Aside from these practical tips there’s a larger lesson for communications professionals here. As marketers we sometimes get sidetracked and try to give our customers what we think they should want as opposed to what they really need. We usually have the best intentions–we want to delight our customers–but it can have the unintended consequence of negatively impacting their brand experience. Graphic design should always be used judiciously and only in service of the goal we're trying to accomplish, not the other way around.

I’ll admit it, I got seduced by the power of visual assets and graphic design. I was worried about what marketer Lauren Girardin calls the deadly “nothing but text” screen. Plus, social media guru Chris Brogan, in a great post about blogging best practices, says that "using pictures makes the posts pop". But Nielsen reminded me that while blogs are a unique form of website, they are websites nonetheless and normal website usability guidelines apply to them too. From here on in, I'll be following his blog usability guidelines to the letter.

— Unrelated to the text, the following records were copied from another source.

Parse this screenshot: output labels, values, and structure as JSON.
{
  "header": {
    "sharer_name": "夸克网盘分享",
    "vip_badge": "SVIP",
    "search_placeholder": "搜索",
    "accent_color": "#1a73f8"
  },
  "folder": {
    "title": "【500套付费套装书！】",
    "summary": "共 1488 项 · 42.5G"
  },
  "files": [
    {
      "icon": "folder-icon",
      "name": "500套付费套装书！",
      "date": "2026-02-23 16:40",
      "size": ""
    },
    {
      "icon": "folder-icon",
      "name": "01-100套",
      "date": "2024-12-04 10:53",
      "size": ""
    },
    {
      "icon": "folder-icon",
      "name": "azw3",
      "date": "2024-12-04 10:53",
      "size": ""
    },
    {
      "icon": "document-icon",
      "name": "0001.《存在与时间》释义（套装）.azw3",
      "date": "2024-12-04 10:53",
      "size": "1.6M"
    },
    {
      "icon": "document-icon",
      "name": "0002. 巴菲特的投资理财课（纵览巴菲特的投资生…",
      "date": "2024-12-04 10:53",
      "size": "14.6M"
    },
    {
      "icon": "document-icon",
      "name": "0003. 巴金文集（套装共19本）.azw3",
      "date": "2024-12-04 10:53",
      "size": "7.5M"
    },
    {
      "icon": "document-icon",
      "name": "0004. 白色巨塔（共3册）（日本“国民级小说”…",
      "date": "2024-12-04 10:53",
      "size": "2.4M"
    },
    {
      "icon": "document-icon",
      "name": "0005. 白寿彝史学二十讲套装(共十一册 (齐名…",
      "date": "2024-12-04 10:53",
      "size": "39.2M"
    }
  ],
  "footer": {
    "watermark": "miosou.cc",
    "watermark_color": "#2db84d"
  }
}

What do you think? Do images enhance your user experience on this blog or would you rather do without them unless they are directly adding to the content value or brand experience?

Natalie Zensius is a marketing communications strategist with experience in both the for-profit and non-profit sectors. Learn more about Natalie at 


Lauren Girardin said...

Natalie, you did it right. Whether or not to use photos should be evaluated as part of your site's strategy and your brand--it's not a hard and fast rule.

Sometimes images are useful, adding the right dramatic touch, perking curiosity, or illustrating the main point.

Sometimes images are a detrimental distraction, particularly if they're chosen without careful consideration. It's better to have no image than one that is off brand or off message.

You could run some testing on whether adding photos increase things like the number of people that read your content, the length of time they linger, or if they comment.


Thanks Lauren.

As I get the blog more established I'm definitely going to start doing some testing to see what's working.

I think you raise a good point about personal brand. I'm guessing most people start their blogs (myself included) with little thought to what visual assets they want to use as part of their brand strategy. I did a quick search online and found little written about developing brand guidelines for personal blogs.

This, by Ron Ashenkas, is interesting but it's talking about personal brand conceptually rather than how it's expressed visually. Still an interesting read though:

You've given me an idea for another blog post now, thanks!